Em um vídeo que circula nas redes sociais intitulado “Sim, é um problema dos homens – por uma educação sem toxidez por respeito”, assistimos homens falando de si, suas subjetividades e chamando para que homens ressignifiquem suas posturas machistas e misóginas. Recomendo que assistam e utilizem em ações pedagógicas.

https://www.facebook.com/1766335590/videos/996487601303523/

Acredito que iniciativas envolvendo homens e, por extensão, meninos e jovens, são educativas e se movem no sentido de desnaturalizar violências de gênero: de socialmente aceitáveis, banalizadas, permitidas e até estimuladas para homens com novas posturas e vivências não violentas. Masculinidades tóxicas são nocivas aos homens, sofríveis, muitas vezes, e reverberam na violência contra as mulheres.

A educação de gênero é imprescindível para uma sociedade sem violências contra mulheres e meninas, como também é na desconstrução de masculinidades tóxicas.

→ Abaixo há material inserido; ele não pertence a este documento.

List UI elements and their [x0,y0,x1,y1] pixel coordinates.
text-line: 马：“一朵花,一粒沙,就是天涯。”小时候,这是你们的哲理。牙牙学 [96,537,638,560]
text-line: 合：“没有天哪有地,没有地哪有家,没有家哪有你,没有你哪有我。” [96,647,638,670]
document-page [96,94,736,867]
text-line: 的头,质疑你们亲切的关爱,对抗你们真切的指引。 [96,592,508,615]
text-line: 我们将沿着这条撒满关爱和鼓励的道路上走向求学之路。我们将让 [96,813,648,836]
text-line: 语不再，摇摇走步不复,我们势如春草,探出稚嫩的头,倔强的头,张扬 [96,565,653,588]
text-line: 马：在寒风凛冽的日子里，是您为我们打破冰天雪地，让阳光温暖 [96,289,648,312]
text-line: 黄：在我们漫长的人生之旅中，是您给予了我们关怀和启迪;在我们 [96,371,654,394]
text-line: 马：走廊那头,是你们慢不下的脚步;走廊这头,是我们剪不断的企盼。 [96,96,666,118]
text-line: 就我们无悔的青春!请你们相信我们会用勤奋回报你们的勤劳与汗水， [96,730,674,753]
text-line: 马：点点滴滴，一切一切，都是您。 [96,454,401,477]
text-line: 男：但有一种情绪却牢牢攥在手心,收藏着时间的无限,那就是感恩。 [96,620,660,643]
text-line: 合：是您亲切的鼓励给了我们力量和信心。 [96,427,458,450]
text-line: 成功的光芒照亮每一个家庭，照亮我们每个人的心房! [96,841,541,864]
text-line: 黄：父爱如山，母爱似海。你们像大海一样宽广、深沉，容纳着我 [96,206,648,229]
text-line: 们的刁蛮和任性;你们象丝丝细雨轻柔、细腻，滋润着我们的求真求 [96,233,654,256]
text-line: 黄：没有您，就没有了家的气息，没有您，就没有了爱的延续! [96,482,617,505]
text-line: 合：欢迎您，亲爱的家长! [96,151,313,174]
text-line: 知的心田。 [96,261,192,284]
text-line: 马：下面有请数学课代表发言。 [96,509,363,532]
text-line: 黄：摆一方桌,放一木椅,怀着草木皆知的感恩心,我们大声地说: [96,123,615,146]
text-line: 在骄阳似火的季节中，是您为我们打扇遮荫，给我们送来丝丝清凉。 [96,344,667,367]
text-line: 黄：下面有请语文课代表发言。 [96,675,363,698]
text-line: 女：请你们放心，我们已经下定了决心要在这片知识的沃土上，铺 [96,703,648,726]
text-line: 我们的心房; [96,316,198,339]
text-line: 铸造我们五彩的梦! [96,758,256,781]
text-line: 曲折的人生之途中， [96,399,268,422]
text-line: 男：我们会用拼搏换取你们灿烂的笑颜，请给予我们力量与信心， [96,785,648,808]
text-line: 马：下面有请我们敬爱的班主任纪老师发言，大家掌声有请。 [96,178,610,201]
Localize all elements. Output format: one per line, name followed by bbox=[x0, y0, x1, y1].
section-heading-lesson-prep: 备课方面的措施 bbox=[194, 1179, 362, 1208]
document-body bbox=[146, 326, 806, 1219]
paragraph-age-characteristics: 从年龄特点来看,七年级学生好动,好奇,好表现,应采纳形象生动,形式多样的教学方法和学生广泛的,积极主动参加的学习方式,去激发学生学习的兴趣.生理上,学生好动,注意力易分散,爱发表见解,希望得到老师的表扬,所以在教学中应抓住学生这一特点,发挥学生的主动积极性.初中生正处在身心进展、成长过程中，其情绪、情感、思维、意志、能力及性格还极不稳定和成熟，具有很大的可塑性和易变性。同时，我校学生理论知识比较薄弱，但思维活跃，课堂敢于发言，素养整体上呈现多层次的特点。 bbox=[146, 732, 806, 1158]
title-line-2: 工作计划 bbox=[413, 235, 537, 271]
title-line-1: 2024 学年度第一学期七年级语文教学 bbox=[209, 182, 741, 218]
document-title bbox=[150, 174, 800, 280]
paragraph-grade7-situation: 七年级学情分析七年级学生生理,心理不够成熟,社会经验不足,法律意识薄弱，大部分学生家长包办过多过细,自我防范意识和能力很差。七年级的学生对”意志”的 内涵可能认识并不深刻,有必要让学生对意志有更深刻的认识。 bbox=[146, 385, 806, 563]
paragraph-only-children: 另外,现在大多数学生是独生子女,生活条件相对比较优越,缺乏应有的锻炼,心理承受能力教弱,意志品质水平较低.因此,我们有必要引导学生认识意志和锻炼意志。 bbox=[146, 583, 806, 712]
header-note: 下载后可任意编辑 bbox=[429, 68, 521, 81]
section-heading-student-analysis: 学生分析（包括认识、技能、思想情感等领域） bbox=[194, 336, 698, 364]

“Toda mulher, independente de classe, raça, etnia, orientação sexual, renda, cultura, nível educacional, idade, religião, goza dos direitos fundamentais inerentes à pessoa humana, sendo-lhe asseguradas as oportunidades e facilidades para viver sem violência, preservar sua saúde física e mental e seu aperfeiçoamento moral, intelectual e social.” Lei Maria da Penha – Art. 2.

PAREM DE NOS MATAR!

Marlene de Fáveri, 10 de abril de 2022. Florianópolis.




Professora do Departamento de História e do Programa de Pós-Graduação em História da UDESC, onde leciona a disciplina de História e Relações de Gênero. Coordenadora do Grupo de Pesquisa “Relações de Gênero e Família” (CNPQ), e do Laboratório de Relações de Gênero e Família (LABGEF). Membro do Grupo de Trabalho de Gênero da Associação Nacional de História (ANPUH), e do Instituto de Estudos de Gênero (IEG). Autora de livros e artigos de História, Gênero e Feminismo. Militante pelos direitos humanos, integrou o Conselho Municipal dos Direitos das Mulheres de Florianópolis (COMDIM).